Veinticinco años del asesinato por ETA de Martos, un obrero de Sabadell

Escrito por Juan Guil, ex secretario general de CCOO Vallés Occ.

ETA, ha anunciado que entregará las armas, después del alto al fuego vigente desde hace siete años. Es una buena noticia, que los demócratas deberíamos celebrar, después de tanto dolor que produjo el terrorismo de ETA.

Sabadell no fue ajena a los actos bárbaros de la banda terrorista. Cayeron 6 policías en un atentado y el 19 de marzo del 1992, hace 25 años José Antonio Martos murió al explotar una bomba programada colocada en un túnel debajo de la autopista A-18, que explotó a las 7´40 de la mañana. En ese momento pasaba para ir al trabajo y la bomba acabó con su vida.

Trabajaba en la construcción, estaba haciendo un trabajo en Coca-Cola. Martos era un militante CCOO, participaba en la secretaría de la juventud CCOO de Sabadell desde hacía años, miembro del PCC, de 28 años, estaba casado y tenía una niña. Era un activista, un luchador constante, su muerte fue en mazazo muy duro, para su familia, especialmente para Nuria su compañera. También para la izquierda y el movimiento obrero y tantos amigos que Martos tenia.

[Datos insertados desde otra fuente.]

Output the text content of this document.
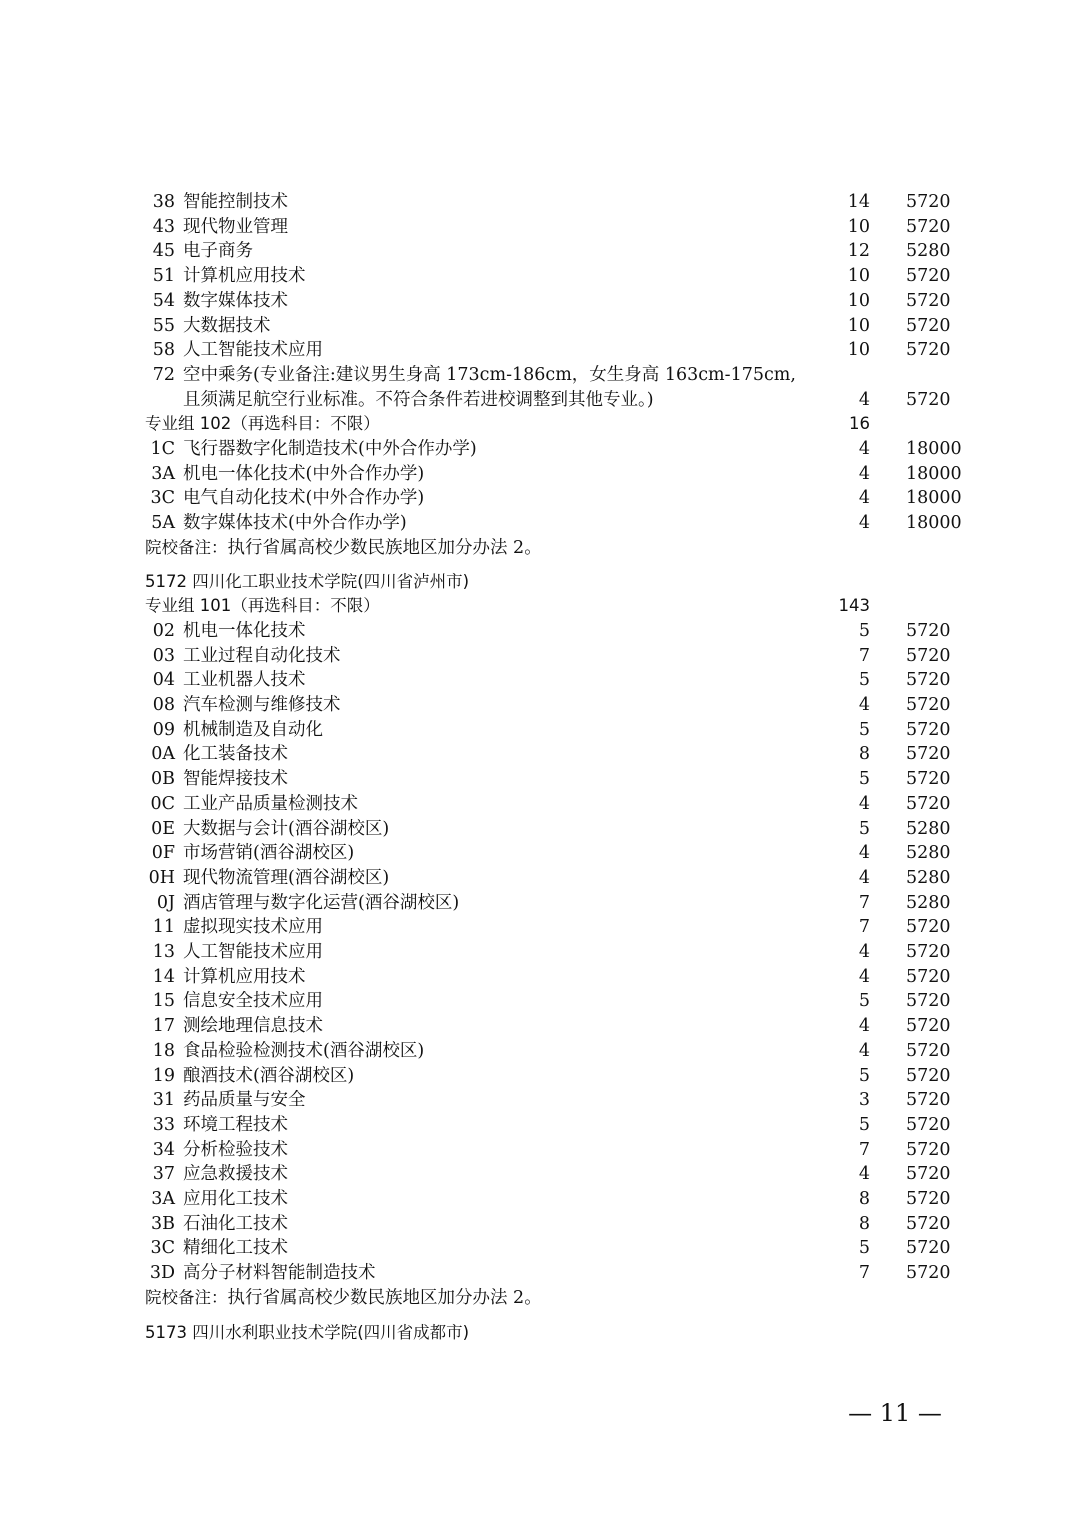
38 智能控制技术	14 5720
43 现代物业管理	10 5720
45 电子商务	12 5280
51 计算机应用技术	10 5720
54 数字媒体技术	10 5720
55 大数据技术	10 5720
58 人工智能技术应用	10 5720
72 空中乘务(专业备注:建议男生身高 173cm-186cm，女生身高 163cm-175cm,
且须满足航空行业标准。不符合条件若进校调整到其他专业。)	4 5720
专业组 102（再选科目：不限）	16
1C 飞行器数字化制造技术(中外合作办学)	4 18000
3A 机电一体化技术(中外合作办学)	4 18000
3C 电气自动化技术(中外合作办学)	4 18000
5A 数字媒体技术(中外合作办学)	4 18000
院校备注：执行省属高校少数民族地区加分办法 2。
5172 四川化工职业技术学院(四川省泸州市)
专业组 101（再选科目：不限）	143
02 机电一体化技术	5 5720
03 工业过程自动化技术	7 5720
04 工业机器人技术	5 5720
08 汽车检测与维修技术	4 5720
09 机械制造及自动化	5 5720
0A 化工装备技术	8 5720
0B 智能焊接技术	5 5720
0C 工业产品质量检测技术	4 5720
0E 大数据与会计(酒谷湖校区)	5 5280
0F 市场营销(酒谷湖校区)	4 5280
0H 现代物流管理(酒谷湖校区)	4 5280
0J 酒店管理与数字化运营(酒谷湖校区)	7 5280
11 虚拟现实技术应用	7 5720
13 人工智能技术应用	4 5720
14 计算机应用技术	4 5720
15 信息安全技术应用	5 5720
17 测绘地理信息技术	4 5720
18 食品检验检测技术(酒谷湖校区)	4 5720
19 酿酒技术(酒谷湖校区)	5 5720
31 药品质量与安全	3 5720
33 环境工程技术	5 5720
34 分析检验技术	7 5720
37 应急救援技术	4 5720
3A 应用化工技术	8 5720
3B 石油化工技术	8 5720
3C 精细化工技术	5 5720
3D 高分子材料智能制造技术	7 5720
院校备注：执行省属高校少数民族地区加分办法 2。
5173 四川水利职业技术学院(四川省成都市)
— 11 —
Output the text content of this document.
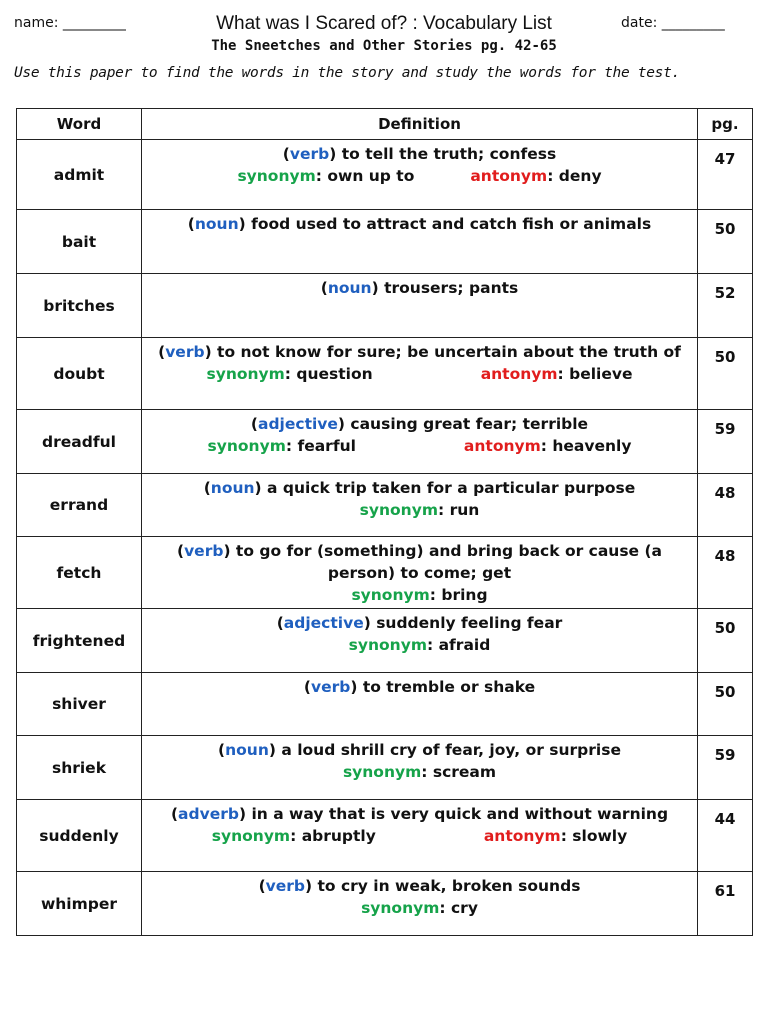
name: _________	What was I Scared of? : Vocabulary List	date: _________
The Sneetches and Other Stories pg. 42-65
Use this paper to find the words in the story and study the words for the test.
Word	Definition	pg.
admit	(verb) to tell the truth; confess
synonym: own up to antonym: deny	47
bait	(noun) food used to attract and catch fish or animals	50
britches	(noun) trousers; pants	52
doubt	(verb) to not know for sure; be uncertain about the truth of
synonym: question antonym: believe	50
dreadful	(adjective) causing great fear; terrible
synonym: fearful antonym: heavenly	59
errand	(noun) a quick trip taken for a particular purpose
synonym: run	48
fetch	(verb) to go for (something) and bring back or cause (a person) to come; get
synonym: bring	48
frightened	(adjective) suddenly feeling fear
synonym: afraid	50
shiver	(verb) to tremble or shake	50
shriek	(noun) a loud shrill cry of fear, joy, or surprise
synonym: scream	59
suddenly	(adverb) in a way that is very quick and without warning
synonym: abruptly antonym: slowly	44
whimper	(verb) to cry in weak, broken sounds
synonym: cry	61
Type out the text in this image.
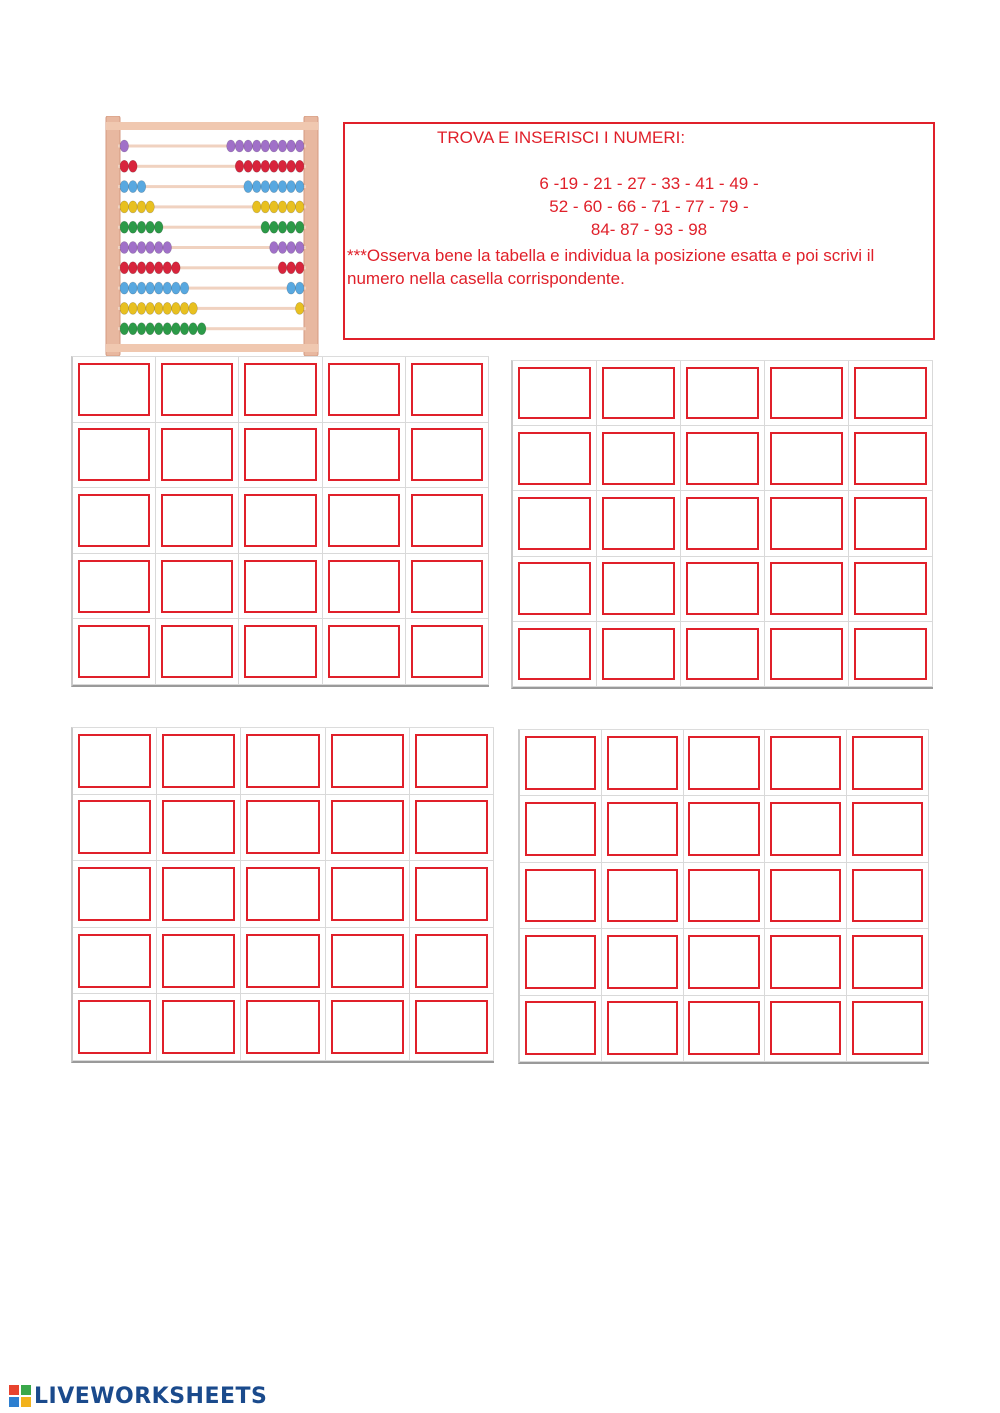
TROVA E INSERISCI I NUMERI:
6 -19 - 21 - 27 - 33 - 41 - 49 -
52 - 60 - 66 - 71 - 77 - 79 -
84- 87 - 93 - 98
***Osserva bene la tabella e individua la posizione esatta e poi scrivi il numero nella casella corrispondente.
LIVEWORKSHEETS
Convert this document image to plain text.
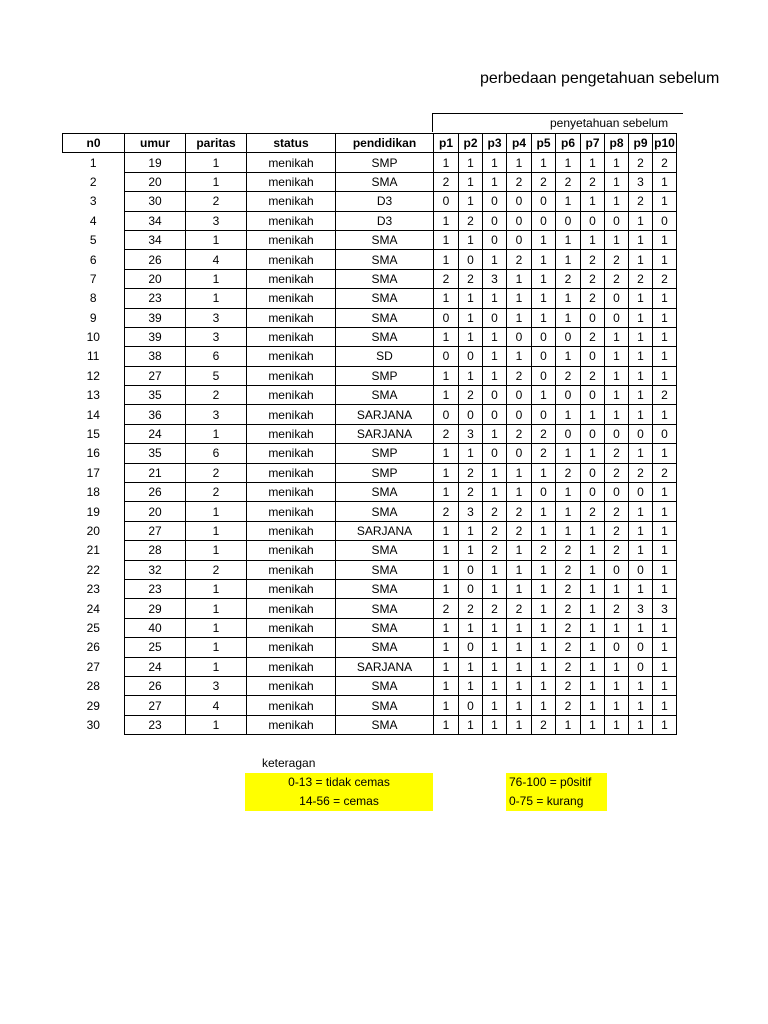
perbedaan pengetahuan sebelum
penyetahuan sebelum
n0	umur	paritas	status	pendidikan	p1	p2	p3	p4	p5	p6	p7	p8	p9	p10
1	19	1	menikah	SMP	1	1	1	1	1	1	1	1	2	2
2	20	1	menikah	SMA	2	1	1	2	2	2	2	1	3	1
3	30	2	menikah	D3	0	1	0	0	0	1	1	1	2	1
4	34	3	menikah	D3	1	2	0	0	0	0	0	0	1	0
5	34	1	menikah	SMA	1	1	0	0	1	1	1	1	1	1
6	26	4	menikah	SMA	1	0	1	2	1	1	2	2	1	1
7	20	1	menikah	SMA	2	2	3	1	1	2	2	2	2	2
8	23	1	menikah	SMA	1	1	1	1	1	1	2	0	1	1
9	39	3	menikah	SMA	0	1	0	1	1	1	0	0	1	1
10	39	3	menikah	SMA	1	1	1	0	0	0	2	1	1	1
11	38	6	menikah	SD	0	0	1	1	0	1	0	1	1	1
12	27	5	menikah	SMP	1	1	1	2	0	2	2	1	1	1
13	35	2	menikah	SMA	1	2	0	0	1	0	0	1	1	2
14	36	3	menikah	SARJANA	0	0	0	0	0	1	1	1	1	1
15	24	1	menikah	SARJANA	2	3	1	2	2	0	0	0	0	0
16	35	6	menikah	SMP	1	1	0	0	2	1	1	2	1	1
17	21	2	menikah	SMP	1	2	1	1	1	2	0	2	2	2
18	26	2	menikah	SMA	1	2	1	1	0	1	0	0	0	1
19	20	1	menikah	SMA	2	3	2	2	1	1	2	2	1	1
20	27	1	menikah	SARJANA	1	1	2	2	1	1	1	2	1	1
21	28	1	menikah	SMA	1	1	2	1	2	2	1	2	1	1
22	32	2	menikah	SMA	1	0	1	1	1	2	1	0	0	1
23	23	1	menikah	SMA	1	0	1	1	1	2	1	1	1	1
24	29	1	menikah	SMA	2	2	2	2	1	2	1	2	3	3
25	40	1	menikah	SMA	1	1	1	1	1	2	1	1	1	1
26	25	1	menikah	SMA	1	0	1	1	1	2	1	0	0	1
27	24	1	menikah	SARJANA	1	1	1	1	1	2	1	1	0	1
28	26	3	menikah	SMA	1	1	1	1	1	2	1	1	1	1
29	27	4	menikah	SMA	1	0	1	1	1	2	1	1	1	1
30	23	1	menikah	SMA	1	1	1	1	2	1	1	1	1	1
keteragan
0-13 = tidak cemas
14-56 = cemas
76-100 = p0sitif
0-75 = kurang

De ninguna forma se podría entender que en nombre de la causa de la independencia de Euskadi se pudiera colocar un artefacto en un lugar de paso de trabajadores y en horas de ir al trabajo.

Este atentado tuvo la repulsa unánime de toda la ciudad. Se convocó un paro de 5 minutos en silencio como forma expresar el rechazo al terrorismo. Una Concentración donde participaron más de 1.000 personas. Intervino Jordi Miralles en nombre de la dirección del PCC, Toni Farrés alcalde y yo mismo como secretario general de CCOO en la comarca. La agrupación musical del ayuntamiento toco els segadors y puño en alto se hizo la despedida a Martos.

Casualidad de la vida, que veinticinco años después de la muerte de un obrero de la construcción en la ciudad, la organización etarra entrega las armas, después de la renuncia al terrorismo desde hace siete años. La muerte de Martos es una muestra de tanto sufrimiento que han padecido centenares de víctimas de la banda.

Por ello, me parece impresentable la posición del PP y el gobierno en relación a quitar importancia a los pasos dados por ETA y la sociedad vasca para vivir en paz y utilizar las vías políticas y pacíficas en su lucha por la autodeterminación del pueblo vasco. Esta vía le puede crear problemas políticos, porque al pueblo vasco como nación que es, se le deberá reconocer ese derecho más tarde o más temprano, lo mismo que a Catalunya.

La posición política de un gobierno no puede depender del perdón de las víctimas. Entiendo perfectamente que quien pierde un ser querido en manos de quien sea, sienta odio, rechazo a la posibilidad de perdón y reinserción de su asesino. Esta es una reacción humana. Pero un gobierno tiene que basarse en la importancia que tiene para la sociedad vasca y española, que el terrorismo haya llegado a su fin. Un gobierno que cuando habla de ello le quita importancia, parece como si le diera lo mismo, no teniendo gesto de ningún tipo para conseguir una paz definitiva en el País Vasco.

Personas como Martos, sus seres más queridos lo tendrán en el recuerdo de por vida. Pero quienes le conocíamos con 18-19 años, de muy jovencito en la secretaría de los jóvenes de CCOO, teníamos una fuerte relación con él, porque era un joven firme en sus convicciones, compañero y amigo, lleno de vida y de ilusión, Martos no se rendía por nada, era valiente y optimista y ponía sus notas de humor, fue duro un golpe para sus seres queridos. Algunos también lloramos su muerte. Y siempre estará en nuestro recuerdo, por ello debemos celebrar que la paz prevalezca en el País Vasco y que sea definitiva.